I  
This is an example of a HTML caption with a link.
Home | Masyarakat

Puluhan Karyawan Hotel Insumo Palace Dduduki Balai Kota

Rabu, 14 Maret 2012 - 06:26:55 WIB
Diposting oleh : Administrator
Kategori: Masyarakat - Dibaca: 1022 kali

Kediri,m8nTera=Sekitar 50 orang karyawan Hotel Insumo Palace Kediri Jalan Urip Sumoharjo, Kota Kediri mendatangi Balai Kota Kediri Jalan Basuki Rahmad dan bahkan sempat ‘menduduki’ ruang lobi Pemerintah Kota (Pemkot) Kediri.. Mereka meminta peran serta Pemkot Kediri untuk ikut memediasi sengketa kepemilikan hotel antara keluarga Daniel Suprapto dan bos PT Triple S Kediri Sony Sandra.
 
Sebab, sengketa kepemilikan hotel yang berkepanjangan mengorbankan karyawan. Hingga saat ini, ratusan pekerja Hotel Insumo belum menerima gaji dari manajemen yang statusnya masih dalam proses penentuan oleh dua lembaga pengadilan yakni, Pengadilan Negeri (PN) Kota Kediri dan PN Surabaya. “Kami minta Pemkot turun tangan, karena kebutuhan kami sudah mendesak, sementara gaji belum juga dibayarkan,” ujar Purnomo, salah satu karyawan Hotel Insumo
 
Karyawan dan karyawati meluruk Balai Kota Kediri dengan mengendarai sepeda motor. Sesampainya di Balai Kota mereka menggelar orasi sambil membentangkan poster bertuliskan, Pihak Manajemen Untuk Segera Membuka Kembali Hotel Insumo. Supaya Karyawan Dapat Dikaryawakan Kembali.
 
Setelah berorasi selama kurang lebih 30 menit, sebanyak delapan orang perwakilan karyawan dipersilahkan masuk. Mereka ditemui oleh Sekretaris Kota (Sekkota) Kediri Agus Wahyudi di Ruang Khusus, Balai Kota Kediri. Sementara puluhan rekannya masih tertahan dihalaman dengan penjagaan ketat dari aparat gabungan Polres Kediri Kota dan Satpol PP Kota Kediri
 
Dia juga berharap, meski status kepemilikan Hotel Insumo masih ada sengketa, namun hak karyawan juga harus diperhatikan. “Kami minta Pak Wali turun langsung menangani masalah ini, kami butuh susu, butuh bayar cicilan motor, dan kebutuhan lain-lain,” pintanya.

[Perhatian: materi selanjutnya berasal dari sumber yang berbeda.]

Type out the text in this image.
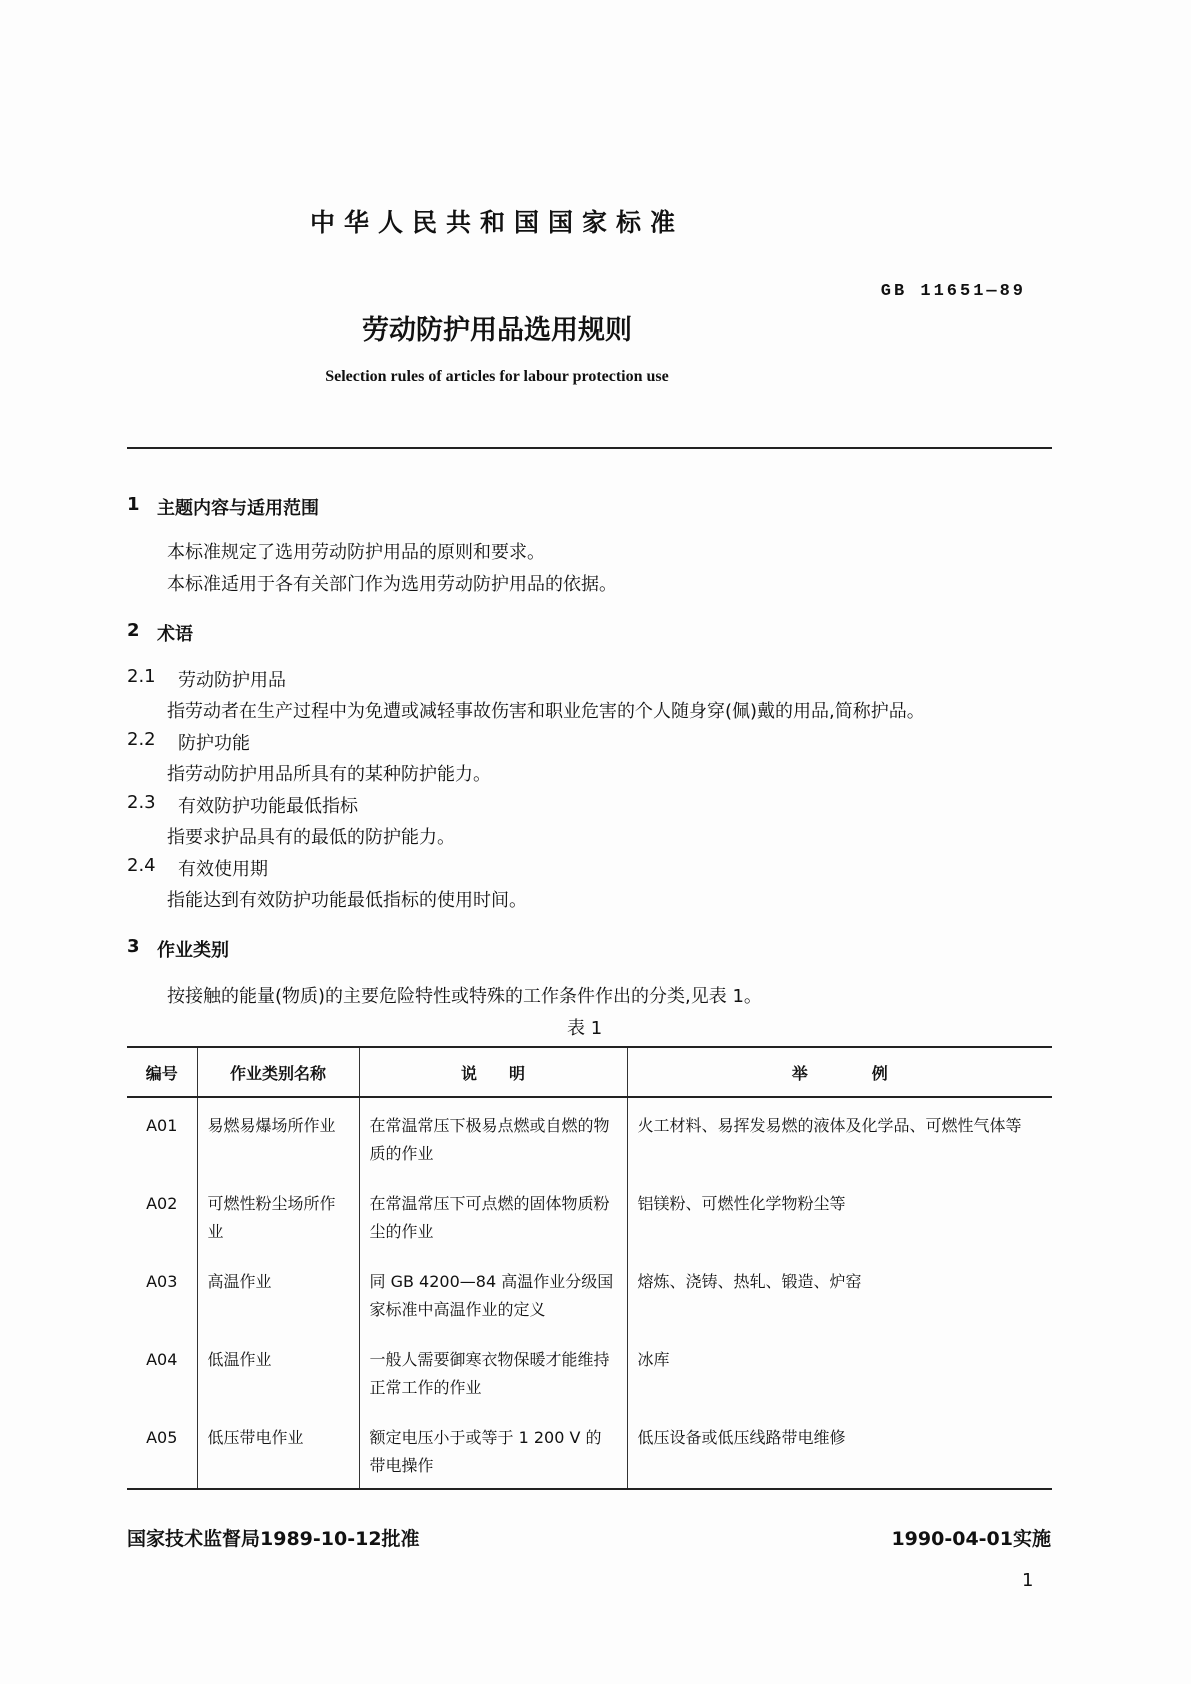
中华人民共和国国家标准
GB 11651—89
劳动防护用品选用规则
Selection rules of articles for labour protection use
1 主题内容与适用范围
本标准规定了选用劳动防护用品的原则和要求。
本标准适用于各有关部门作为选用劳动防护用品的依据。
2 术语
2.1 劳动防护用品
指劳动者在生产过程中为免遭或减轻事故伤害和职业危害的个人随身穿(佩)戴的用品,简称护品。
2.2 防护功能
指劳动防护用品所具有的某种防护能力。
2.3 有效防护功能最低指标
指要求护品具有的最低的防护能力。
2.4 有效使用期
指能达到有效防护功能最低指标的使用时间。
3 作业类别
按接触的能量(物质)的主要危险特性或特殊的工作条件作出的分类,见表 1。
表 1
编号	作业类别名称	说　　明	举　　　　例
A01	易燃易爆场所作业	在常温常压下极易点燃或自燃的物质的作业	火工材料、易挥发易燃的液体及化学品、可燃性气体等
A02	可燃性粉尘场所作业	在常温常压下可点燃的固体物质粉尘的作业	铝镁粉、可燃性化学物粉尘等
A03	高温作业	同 GB 4200—84 高温作业分级国家标准中高温作业的定义	熔炼、浇铸、热轧、锻造、炉窑
A04	低温作业	一般人需要御寒衣物保暖才能维持正常工作的作业	冰库
A05	低压带电作业	额定电压小于或等于 1 200 V 的带电操作	低压设备或低压线路带电维修
国家技术监督局1989-10-12批准	1990-04-01实施
1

Sengketa kepemilikan Hotel Insumo Kediri sampai saat ini masih terus berlangsung. Kedua belah pihak mengklaim sama-sama memiliki hal untuk mengelola. Sementara itu, untuk menghindari hal-hal yang tidak diinginkan, Polres Kediri Kota memasang garis polisi terhadap Hotel Insumo. Sehingga, kegiatan jasa di sana menjadi lumpuh.
 
Sementara itu, Sekretaris Kota Kediri Agus Wahyudi mengatakan, saat ini mediasi masih terus dilakukan antara kedua kubu. Namun demikian, untuk sementara waktu pihaknya menyarankan agar pengelolaan sementara hotel Insumo diserahkan pada tim independent. “Jalan tengahnya, semua mundur dari manajemen hotel, dan diserahkan tim independent yang mengelola,” ujarnya.
 
Menurutnya, dengan dikelola independent, maka semua hak karyawan bisa terpenuhi, mengingat kasus sengketa kepemilikan hotel Insumo saat ini masih dalam proses persidangan. “Dengan dikelola tim independent, aktifitas hotel kembali bias dibuka dan police line dilepas,” ujarnya.
 
Sementara itu terkait gaji karyawan yang belum terbayarkan, Agus meminta manajemen segera membeyarkannya, karena itu merupakan hak karyawan. “Yang berhak menggaji yang yang menerima kerja dulu (Daniel. red),” ujarnya.
 
Menanggapi wacana itu,  Sony Sandra mengaku sepakat, jika untuk sementara waktu, hotel dikelola tim independent. “Saya selalu siap dengan apa yang direncanakan Pemkot, begitu juga dengan pengelolaan oleh tim independent,” ujarnya.
 
Terpisah, Manajer Hotel Insumo Palace Daniel Suprapto mengaku belum bisa memberikan kepastian pencairan gaji, mengingat hotel Insumo saat ini sedang tutup karena hotel sedang dipasangi police line. “Sejak dipasang polibe line, keuangan hotel terus minus,” ujarnya.
 
Padahal pihak manajemen membutuhkan biaya sekitar Rp 150 juta setiap bulan untuk membayar gaji karyawan dan operasional. “Kami tetap meminta agar kepolisian tidak terlalu ikut campur dalam ranah perdata, makanya kami selalu minta agar police line segera dilepas,” ujarnya.
 
Namun demikian, dia tetap berupaya untuk meberikan solusi pemberian gaji tersebut / hanya saja saat ini masih dalam proses. “Kami selalu berupaya untuk memberikan gaji karyawan, hanya saja untuk saat ini memang belum bias,” ujarnya.
 
Sementara itu, ketika disinggung pengelolaan hotel diserahkan tim independen, Daniel belum bisa memberikan kepastian jika hotel dikelola tim independent. “Kami serahkan pada pengacara saya saja, kalau menurut pribadi, saya no comen,” ujarnya.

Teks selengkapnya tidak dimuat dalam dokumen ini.